Thanks to these beetles, we have plenty of trees to build with.
Damn. After the devastation our Colorado mountains endured due to those little buggers, I never, ever thought I say something nice about them.
And so it goes: if you want lumber, fall trees, clear slash, etc. and then… haul to Colorado.
So about that part about hauling to Colorado…
Really?
Yes, really.
See, even after milling off the rotted two to three inches that many of these big trees often have around their girth, what we’re left with is a lot of lumber. Good lumber. Really good, and better than what we’d mill in Colorado. These dead doug fir have heavier, heartier wood than beetle kill blue spruce.
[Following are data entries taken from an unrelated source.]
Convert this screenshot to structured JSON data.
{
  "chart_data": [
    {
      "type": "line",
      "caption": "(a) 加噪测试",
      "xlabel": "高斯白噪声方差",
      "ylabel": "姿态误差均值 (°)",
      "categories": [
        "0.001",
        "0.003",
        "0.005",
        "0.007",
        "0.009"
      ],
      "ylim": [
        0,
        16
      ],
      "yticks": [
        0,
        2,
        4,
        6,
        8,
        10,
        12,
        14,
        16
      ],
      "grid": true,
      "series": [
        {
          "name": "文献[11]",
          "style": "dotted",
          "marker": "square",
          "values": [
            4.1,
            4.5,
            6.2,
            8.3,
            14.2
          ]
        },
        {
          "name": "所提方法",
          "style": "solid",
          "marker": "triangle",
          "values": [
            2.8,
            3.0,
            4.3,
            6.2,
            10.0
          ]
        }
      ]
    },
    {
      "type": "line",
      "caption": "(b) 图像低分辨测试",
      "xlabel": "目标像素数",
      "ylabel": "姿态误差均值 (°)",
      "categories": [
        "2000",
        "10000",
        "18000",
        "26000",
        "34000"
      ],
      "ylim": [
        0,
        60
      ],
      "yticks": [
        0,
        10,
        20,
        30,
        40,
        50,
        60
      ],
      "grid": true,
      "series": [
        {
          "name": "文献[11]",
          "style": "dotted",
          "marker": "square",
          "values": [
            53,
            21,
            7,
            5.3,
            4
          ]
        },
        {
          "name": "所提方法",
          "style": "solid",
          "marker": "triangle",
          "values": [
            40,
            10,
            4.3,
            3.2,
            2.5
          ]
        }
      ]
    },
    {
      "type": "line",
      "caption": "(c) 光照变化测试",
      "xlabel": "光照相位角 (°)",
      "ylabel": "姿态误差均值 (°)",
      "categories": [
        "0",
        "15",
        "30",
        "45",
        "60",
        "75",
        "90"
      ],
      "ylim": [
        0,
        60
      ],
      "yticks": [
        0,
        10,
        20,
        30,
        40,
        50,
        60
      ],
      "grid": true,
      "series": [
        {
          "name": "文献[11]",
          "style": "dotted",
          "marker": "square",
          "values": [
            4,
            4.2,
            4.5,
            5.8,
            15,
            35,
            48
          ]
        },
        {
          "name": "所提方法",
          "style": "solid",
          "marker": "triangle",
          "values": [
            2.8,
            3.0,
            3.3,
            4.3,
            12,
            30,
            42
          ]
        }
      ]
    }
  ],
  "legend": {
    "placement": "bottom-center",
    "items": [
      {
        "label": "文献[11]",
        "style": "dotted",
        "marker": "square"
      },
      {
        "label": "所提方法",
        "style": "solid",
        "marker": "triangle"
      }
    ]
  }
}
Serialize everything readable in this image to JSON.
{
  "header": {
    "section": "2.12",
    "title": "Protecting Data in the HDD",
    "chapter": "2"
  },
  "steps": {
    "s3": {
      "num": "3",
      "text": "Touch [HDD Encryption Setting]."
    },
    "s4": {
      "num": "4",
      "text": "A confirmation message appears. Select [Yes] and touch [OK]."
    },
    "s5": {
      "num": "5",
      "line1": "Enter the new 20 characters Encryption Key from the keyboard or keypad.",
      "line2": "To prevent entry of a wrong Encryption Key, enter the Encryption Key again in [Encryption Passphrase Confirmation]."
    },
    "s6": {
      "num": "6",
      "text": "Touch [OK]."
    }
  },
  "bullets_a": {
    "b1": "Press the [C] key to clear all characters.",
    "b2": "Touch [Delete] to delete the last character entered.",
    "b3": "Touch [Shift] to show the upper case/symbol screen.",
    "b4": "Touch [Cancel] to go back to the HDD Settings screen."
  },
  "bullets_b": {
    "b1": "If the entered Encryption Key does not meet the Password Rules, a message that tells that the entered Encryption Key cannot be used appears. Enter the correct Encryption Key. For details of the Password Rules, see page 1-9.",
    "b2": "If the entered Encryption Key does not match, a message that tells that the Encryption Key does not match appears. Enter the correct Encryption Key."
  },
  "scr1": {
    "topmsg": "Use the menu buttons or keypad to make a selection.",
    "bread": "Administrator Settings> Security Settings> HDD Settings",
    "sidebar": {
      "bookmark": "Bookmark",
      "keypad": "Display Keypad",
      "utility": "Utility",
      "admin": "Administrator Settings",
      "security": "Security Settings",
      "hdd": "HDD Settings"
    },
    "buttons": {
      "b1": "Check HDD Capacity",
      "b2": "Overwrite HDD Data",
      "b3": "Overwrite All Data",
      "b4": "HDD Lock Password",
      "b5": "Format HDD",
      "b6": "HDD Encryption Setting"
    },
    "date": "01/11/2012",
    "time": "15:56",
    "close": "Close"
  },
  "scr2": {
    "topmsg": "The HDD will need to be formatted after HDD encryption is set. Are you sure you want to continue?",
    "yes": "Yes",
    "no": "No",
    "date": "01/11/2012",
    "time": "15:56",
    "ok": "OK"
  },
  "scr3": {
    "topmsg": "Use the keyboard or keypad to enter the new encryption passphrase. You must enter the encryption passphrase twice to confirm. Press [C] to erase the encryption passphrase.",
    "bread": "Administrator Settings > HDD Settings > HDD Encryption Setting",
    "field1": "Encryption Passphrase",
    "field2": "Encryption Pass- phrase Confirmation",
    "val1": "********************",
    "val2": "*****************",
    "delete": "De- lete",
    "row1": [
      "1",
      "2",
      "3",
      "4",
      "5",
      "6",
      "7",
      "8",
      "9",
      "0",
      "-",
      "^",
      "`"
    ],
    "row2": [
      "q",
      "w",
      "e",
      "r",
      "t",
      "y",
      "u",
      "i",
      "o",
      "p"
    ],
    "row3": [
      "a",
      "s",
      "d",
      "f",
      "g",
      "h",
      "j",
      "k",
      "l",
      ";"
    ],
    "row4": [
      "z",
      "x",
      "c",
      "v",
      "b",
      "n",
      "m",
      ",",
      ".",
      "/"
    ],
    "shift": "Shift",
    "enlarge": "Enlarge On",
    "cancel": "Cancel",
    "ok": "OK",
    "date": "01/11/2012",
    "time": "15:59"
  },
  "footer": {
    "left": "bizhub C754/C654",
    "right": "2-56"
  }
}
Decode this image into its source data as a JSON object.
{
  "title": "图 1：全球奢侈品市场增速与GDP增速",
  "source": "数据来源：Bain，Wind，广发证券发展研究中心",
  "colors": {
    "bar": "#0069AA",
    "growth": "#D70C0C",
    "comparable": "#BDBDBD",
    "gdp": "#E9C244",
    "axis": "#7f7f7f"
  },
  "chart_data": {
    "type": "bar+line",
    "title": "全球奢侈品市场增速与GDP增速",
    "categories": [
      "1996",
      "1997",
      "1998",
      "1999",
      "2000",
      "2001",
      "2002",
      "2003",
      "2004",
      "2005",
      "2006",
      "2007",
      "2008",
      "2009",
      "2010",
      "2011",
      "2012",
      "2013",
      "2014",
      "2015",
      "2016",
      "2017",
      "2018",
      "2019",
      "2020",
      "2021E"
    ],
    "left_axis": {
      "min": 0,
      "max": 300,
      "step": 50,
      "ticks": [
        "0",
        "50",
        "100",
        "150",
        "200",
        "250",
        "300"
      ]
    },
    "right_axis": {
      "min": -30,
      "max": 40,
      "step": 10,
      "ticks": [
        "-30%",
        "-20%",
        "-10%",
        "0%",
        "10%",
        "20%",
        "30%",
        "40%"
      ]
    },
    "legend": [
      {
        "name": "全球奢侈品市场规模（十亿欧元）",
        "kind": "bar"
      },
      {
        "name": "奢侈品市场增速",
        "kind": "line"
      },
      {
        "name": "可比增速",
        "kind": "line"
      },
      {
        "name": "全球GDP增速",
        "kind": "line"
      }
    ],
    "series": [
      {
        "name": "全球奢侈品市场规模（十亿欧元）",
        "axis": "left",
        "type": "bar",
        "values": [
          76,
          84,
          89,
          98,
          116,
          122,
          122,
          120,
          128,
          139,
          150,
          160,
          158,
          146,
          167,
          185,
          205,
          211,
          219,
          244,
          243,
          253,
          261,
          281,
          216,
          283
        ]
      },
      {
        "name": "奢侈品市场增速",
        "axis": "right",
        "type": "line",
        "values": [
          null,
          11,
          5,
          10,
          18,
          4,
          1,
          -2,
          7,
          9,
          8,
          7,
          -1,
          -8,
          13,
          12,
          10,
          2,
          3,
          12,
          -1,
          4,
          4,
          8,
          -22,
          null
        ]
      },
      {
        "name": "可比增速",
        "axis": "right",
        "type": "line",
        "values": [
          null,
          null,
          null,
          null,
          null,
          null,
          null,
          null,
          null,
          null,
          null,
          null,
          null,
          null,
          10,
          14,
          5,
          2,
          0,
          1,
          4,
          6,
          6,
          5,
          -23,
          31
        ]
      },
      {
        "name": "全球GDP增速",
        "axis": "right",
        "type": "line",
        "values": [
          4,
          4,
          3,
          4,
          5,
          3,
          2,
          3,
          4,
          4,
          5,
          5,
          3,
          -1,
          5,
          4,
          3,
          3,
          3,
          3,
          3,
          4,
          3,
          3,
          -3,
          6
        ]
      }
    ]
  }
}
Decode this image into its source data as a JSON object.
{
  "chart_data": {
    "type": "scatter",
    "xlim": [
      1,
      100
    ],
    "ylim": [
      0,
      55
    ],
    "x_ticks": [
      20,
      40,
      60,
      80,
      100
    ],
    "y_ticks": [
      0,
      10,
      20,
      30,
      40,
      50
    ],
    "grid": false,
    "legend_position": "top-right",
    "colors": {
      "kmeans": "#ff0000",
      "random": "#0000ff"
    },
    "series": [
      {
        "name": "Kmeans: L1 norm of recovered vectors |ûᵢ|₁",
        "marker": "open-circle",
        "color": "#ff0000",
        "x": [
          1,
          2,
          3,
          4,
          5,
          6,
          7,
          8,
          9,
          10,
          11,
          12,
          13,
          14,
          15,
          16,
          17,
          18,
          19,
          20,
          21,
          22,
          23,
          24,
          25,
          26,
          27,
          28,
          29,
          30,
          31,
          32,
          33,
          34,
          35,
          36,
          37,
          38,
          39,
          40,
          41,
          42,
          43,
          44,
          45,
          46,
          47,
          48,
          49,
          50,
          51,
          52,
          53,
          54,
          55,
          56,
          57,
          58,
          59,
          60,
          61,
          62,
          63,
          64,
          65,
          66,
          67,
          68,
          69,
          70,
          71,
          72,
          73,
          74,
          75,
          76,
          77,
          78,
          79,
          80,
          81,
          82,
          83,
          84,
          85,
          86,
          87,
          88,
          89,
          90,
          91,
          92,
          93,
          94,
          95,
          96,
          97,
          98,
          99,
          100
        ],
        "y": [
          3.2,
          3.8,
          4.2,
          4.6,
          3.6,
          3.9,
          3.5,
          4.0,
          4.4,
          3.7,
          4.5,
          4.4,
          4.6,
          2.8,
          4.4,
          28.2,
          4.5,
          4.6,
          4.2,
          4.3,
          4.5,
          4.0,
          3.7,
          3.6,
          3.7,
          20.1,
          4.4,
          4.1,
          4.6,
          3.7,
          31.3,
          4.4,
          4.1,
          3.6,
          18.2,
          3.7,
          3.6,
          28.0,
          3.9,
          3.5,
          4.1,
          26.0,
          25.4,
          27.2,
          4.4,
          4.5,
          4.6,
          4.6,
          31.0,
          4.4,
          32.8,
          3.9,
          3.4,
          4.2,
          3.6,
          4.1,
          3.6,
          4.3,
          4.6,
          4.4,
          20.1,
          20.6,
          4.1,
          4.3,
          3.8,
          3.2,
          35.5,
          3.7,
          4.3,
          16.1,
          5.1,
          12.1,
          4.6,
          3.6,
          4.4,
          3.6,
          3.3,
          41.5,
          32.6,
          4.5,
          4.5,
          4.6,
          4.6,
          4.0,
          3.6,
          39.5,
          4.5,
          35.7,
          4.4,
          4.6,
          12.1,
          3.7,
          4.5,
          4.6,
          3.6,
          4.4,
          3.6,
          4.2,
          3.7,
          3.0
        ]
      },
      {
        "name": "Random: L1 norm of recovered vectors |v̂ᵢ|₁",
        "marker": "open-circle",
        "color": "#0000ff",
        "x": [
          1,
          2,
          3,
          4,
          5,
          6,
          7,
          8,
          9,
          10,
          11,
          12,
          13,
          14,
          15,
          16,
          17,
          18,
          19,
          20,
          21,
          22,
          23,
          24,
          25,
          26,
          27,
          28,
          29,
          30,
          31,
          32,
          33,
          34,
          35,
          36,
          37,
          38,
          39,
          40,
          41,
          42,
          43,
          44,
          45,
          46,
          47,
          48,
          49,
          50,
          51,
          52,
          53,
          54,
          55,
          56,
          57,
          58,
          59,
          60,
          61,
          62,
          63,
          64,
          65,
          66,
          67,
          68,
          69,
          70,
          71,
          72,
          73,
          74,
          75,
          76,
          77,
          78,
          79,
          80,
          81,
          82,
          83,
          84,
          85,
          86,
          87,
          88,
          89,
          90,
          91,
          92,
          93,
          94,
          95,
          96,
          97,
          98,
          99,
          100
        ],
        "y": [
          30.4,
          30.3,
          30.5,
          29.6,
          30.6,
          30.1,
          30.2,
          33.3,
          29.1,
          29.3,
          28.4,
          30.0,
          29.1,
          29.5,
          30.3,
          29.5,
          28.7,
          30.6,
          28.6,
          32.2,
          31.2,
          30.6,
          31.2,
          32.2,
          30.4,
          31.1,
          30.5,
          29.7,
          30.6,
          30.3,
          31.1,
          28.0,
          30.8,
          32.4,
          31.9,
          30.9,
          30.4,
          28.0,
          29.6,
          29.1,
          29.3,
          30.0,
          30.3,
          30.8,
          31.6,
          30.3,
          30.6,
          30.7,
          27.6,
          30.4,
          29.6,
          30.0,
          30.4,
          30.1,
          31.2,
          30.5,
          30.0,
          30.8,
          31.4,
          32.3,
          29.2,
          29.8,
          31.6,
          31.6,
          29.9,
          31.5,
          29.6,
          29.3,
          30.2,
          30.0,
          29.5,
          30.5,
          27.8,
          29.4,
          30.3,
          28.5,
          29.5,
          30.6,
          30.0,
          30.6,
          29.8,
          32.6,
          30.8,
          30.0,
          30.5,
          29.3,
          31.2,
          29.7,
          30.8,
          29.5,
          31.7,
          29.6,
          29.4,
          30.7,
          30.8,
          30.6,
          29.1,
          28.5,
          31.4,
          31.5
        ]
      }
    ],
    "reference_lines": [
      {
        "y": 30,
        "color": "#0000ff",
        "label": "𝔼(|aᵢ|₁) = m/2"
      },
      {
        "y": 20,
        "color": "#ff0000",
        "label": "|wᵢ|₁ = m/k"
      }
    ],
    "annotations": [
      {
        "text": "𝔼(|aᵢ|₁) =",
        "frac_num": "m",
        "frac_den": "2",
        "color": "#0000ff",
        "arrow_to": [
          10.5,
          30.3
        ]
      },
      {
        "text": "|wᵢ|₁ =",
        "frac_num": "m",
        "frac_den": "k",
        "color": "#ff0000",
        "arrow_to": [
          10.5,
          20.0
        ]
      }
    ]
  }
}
Wood strong enough for framing, thick enough to stack for walls, and dense enough to hold heat inside the cabin they’ll one day be.
That’s what this work is all about now. Like mining for gold. Getting down to the good stuff. And this wood is good.
And here’s the thing. Time is of the essence. Sure it would be great to take our time and log and skid and peel and notch and slowly stack logs from our Colorado land where this house will be. And for our next project, that’s what we plan to do. (Yes, knowing us…)
But for now, for starters, for just getting a cabin built, quick and simple and safe and sound, lets be real. We won’t have that time this year. The only chance we have of getting this project done and having a roof over our head and solid structure to winter in (which in the high wild mountains of Colorado is a serious thing) is to do it this way – mill the lumber now, while we can, before the crunch of summer building begins. Or spend a lot of money we don’t have and hire some crew to do it all, wham bam.
Tempting as that sounds some times, that is not what we’ll do.
Slow and steady, we’ll get it done, by making the most of what we have. A lot of beetle killed trees and one old mill. And we’ll work around what we don’t have: time! Building a house from the ground up in the short season between the ground thawing (May) and the ground freezing again (October) – and building something solid and secure enough to winter in – is already a daunting project for a couple that some say have a few too many years behind them to be taking such a project on. Oh yeah, and in addition to the cabin… there’s getting the solar, septic, greenhouse, horse shelter, chicken coop and wood shed (full) done during that time frame as well.
Geez, when I think of all that, I wonder how the hell we’re going to get it done. I probably shouldn’t be sharing our plans as it’s not going to help with our mounting stress.
Just get to work and get it done and stop whining.
And all the while, try to have fun, find the magic and joy and awe all around, be good to each other, each and every day, no matter how slow it goes.
And really, that’s what we do.
So that was the part about “plans.” Haven’t even started sharing the part about “place.”
Guess I’ll save those deep thoughts for another day.